The aim of this study was to identify a method for modifying the time-dependent viscoelastic properties of gels without altering the elastic component. To this end, two hydrogels commonly used in biomedical applications, agarose and acrylamide, were prepared in aqueous solutions of dextran with increasing concentrations (0%, 2% and 5% w/v) and hence increasing viscosities. Commercial polyurethane sponges soaked in the same solutions were used as controls, since, unlike in hydrogels, the liquid in these sponge systems is poorly bound to the polymer network. Sample viscoelastic properties were characterised using the epsilon-dot method, based on compression tests at different constant strain-rates. Experimental data were fitted to a standard linear solid model.
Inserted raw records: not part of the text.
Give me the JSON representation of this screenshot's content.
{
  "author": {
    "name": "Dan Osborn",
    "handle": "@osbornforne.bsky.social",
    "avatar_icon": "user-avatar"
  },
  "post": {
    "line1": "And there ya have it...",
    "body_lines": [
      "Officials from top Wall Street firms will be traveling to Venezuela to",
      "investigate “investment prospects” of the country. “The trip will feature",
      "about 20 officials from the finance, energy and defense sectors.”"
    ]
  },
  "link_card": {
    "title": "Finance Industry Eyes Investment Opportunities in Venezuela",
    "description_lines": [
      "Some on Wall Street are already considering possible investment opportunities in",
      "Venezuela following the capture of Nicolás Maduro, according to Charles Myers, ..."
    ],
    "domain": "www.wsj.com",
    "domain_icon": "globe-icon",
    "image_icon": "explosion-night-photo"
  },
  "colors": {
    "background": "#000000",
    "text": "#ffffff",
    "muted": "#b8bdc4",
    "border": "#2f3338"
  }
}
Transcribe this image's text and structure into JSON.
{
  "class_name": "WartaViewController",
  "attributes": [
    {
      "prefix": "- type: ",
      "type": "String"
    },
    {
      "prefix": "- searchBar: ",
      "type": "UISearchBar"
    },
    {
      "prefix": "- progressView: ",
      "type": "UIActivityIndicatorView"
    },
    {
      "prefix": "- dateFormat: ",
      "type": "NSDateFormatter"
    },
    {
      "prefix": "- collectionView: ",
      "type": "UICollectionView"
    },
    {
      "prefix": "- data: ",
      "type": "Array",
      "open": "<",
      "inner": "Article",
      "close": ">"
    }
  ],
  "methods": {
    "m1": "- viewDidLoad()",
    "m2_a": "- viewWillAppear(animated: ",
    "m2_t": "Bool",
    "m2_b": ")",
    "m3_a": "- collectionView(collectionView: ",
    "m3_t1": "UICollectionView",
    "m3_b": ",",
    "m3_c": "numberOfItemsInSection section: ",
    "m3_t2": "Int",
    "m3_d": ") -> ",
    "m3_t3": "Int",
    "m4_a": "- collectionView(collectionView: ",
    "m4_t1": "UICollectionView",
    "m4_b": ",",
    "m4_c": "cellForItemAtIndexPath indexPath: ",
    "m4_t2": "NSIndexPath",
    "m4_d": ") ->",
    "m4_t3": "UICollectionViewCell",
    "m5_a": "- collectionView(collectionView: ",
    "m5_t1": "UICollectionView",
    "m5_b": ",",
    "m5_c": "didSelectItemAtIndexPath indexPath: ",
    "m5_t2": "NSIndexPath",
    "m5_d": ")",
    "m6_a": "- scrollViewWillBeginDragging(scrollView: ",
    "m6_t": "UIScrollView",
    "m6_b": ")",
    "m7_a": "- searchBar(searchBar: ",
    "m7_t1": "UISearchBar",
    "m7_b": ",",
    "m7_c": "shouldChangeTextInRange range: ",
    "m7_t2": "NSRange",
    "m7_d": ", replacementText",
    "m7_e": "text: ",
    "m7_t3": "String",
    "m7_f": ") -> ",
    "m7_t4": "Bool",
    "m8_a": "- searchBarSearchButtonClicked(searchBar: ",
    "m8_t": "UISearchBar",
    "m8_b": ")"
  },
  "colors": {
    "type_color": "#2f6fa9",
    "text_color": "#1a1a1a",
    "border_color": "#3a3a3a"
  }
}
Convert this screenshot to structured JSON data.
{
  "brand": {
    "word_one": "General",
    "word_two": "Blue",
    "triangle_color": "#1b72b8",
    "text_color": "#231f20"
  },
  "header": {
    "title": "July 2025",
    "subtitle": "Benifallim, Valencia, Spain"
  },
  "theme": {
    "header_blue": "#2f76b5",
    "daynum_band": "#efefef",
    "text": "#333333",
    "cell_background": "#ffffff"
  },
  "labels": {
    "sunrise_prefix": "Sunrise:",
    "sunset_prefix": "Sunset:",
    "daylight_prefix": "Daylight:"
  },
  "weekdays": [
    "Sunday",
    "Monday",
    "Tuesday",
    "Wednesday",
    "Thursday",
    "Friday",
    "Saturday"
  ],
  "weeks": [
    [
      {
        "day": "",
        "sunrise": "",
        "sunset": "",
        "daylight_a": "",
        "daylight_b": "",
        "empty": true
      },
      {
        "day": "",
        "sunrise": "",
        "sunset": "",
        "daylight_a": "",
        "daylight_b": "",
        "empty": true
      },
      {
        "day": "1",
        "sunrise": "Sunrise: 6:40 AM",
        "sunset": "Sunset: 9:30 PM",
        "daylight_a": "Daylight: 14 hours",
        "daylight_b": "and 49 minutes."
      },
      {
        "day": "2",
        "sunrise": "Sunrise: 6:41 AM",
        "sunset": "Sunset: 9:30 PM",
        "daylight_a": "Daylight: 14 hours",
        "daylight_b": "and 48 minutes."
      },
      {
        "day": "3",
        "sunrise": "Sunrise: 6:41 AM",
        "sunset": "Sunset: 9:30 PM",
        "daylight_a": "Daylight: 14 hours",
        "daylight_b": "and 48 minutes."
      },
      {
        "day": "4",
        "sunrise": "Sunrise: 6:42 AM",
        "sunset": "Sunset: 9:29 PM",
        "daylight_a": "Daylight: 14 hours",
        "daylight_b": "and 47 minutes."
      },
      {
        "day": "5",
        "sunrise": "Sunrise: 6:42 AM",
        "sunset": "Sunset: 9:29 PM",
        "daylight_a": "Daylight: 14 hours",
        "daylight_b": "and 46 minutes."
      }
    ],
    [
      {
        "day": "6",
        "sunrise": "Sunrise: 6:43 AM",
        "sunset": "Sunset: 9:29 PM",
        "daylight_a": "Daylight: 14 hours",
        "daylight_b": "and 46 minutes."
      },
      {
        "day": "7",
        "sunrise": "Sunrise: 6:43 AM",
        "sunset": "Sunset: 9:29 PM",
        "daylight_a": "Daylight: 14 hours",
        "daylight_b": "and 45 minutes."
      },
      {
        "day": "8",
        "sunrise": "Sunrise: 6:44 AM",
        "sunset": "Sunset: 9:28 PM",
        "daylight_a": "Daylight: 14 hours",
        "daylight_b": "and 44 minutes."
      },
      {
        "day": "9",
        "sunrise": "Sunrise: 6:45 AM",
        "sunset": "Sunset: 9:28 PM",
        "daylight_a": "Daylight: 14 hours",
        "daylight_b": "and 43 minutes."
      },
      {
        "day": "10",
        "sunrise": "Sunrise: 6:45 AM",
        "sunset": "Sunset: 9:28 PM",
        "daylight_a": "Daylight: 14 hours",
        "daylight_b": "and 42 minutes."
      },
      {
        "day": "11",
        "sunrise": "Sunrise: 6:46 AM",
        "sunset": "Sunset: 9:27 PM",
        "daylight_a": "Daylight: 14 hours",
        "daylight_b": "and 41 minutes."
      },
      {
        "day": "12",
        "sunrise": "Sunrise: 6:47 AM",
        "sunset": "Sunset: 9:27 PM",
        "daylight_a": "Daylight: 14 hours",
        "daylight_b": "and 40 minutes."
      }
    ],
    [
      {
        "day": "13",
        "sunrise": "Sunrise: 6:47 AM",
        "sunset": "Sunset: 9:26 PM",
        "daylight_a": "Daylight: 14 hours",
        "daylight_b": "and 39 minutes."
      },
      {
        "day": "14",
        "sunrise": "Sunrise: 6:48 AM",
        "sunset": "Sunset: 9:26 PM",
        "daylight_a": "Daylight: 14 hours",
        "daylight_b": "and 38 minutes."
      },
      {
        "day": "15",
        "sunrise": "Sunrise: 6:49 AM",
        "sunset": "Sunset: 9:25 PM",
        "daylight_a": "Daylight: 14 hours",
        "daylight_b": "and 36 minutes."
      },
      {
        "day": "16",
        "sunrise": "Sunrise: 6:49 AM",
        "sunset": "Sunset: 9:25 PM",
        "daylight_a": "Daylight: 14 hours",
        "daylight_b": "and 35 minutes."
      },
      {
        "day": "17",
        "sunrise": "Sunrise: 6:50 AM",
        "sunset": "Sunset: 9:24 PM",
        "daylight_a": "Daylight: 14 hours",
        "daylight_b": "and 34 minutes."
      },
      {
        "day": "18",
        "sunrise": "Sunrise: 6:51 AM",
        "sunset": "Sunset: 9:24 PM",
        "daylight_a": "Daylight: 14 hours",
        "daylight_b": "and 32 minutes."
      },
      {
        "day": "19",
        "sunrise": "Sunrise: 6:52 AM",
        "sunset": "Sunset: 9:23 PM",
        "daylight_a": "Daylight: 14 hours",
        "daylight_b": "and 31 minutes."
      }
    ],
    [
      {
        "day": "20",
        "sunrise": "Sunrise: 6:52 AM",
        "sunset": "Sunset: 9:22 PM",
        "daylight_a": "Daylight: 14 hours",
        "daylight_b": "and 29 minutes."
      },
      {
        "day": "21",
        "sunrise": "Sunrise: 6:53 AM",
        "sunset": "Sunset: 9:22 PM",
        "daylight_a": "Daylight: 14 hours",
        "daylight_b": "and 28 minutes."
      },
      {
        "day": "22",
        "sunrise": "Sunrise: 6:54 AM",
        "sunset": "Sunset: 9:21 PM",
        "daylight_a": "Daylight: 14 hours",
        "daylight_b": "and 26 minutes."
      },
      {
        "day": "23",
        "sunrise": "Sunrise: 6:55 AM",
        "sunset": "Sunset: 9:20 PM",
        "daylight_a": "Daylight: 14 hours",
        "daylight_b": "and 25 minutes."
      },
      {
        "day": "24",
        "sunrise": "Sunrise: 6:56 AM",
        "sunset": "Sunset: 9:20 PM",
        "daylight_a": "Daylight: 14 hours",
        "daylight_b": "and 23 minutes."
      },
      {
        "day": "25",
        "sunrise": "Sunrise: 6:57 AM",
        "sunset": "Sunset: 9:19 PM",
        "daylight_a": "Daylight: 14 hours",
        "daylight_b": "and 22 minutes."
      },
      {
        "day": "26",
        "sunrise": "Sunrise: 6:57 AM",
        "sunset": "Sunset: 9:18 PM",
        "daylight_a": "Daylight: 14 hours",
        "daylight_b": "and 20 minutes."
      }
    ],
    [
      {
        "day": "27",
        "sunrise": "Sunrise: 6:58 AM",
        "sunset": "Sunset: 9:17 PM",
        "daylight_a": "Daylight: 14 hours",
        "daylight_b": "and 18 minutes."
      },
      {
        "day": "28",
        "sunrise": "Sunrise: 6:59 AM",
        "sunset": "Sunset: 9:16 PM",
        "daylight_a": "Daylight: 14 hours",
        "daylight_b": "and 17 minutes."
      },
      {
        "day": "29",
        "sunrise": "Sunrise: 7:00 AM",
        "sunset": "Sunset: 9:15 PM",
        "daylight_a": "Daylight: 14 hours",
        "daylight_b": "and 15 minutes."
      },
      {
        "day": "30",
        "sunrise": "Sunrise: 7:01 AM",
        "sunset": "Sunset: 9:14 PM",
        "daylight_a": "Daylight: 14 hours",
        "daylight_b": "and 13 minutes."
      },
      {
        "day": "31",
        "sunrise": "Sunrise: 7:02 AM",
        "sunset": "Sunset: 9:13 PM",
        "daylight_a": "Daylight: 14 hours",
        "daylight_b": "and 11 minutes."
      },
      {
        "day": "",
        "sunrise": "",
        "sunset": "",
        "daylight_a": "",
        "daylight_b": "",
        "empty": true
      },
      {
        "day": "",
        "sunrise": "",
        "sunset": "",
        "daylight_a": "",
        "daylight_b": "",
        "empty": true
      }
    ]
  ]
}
While increasing the liquid viscosity in the controls resulted in a significant increase of the characteristic relaxation time (τ), both the instantaneous (Einst) and the equilibrium (Eeq) elastic moduli remained almost constant. However, in the hydrogels a significant reduction of both Einst and τ was observed. On the other hand, as expected, Eeq - an indicator of the equilibrium elastic behaviour after the occurrence of viscoelastic relaxation dynamics - was found to be independent of the liquid phase viscosity. Therefore, although the elastic and viscous components of hydrogels cannot be completely decoupled due to the interaction of the liquid and solid phases, we show that their viscoelastic behaviour can be modulated by varying the viscosity of the aqueous phase. This simple-yet-effective strategy could be useful in the field of mechanobiology, particularly for studying cell response to substrate viscoelasticity while keeping the elastic cue (i.e. equilibrium modulus, or quasi-static stiffness) constant.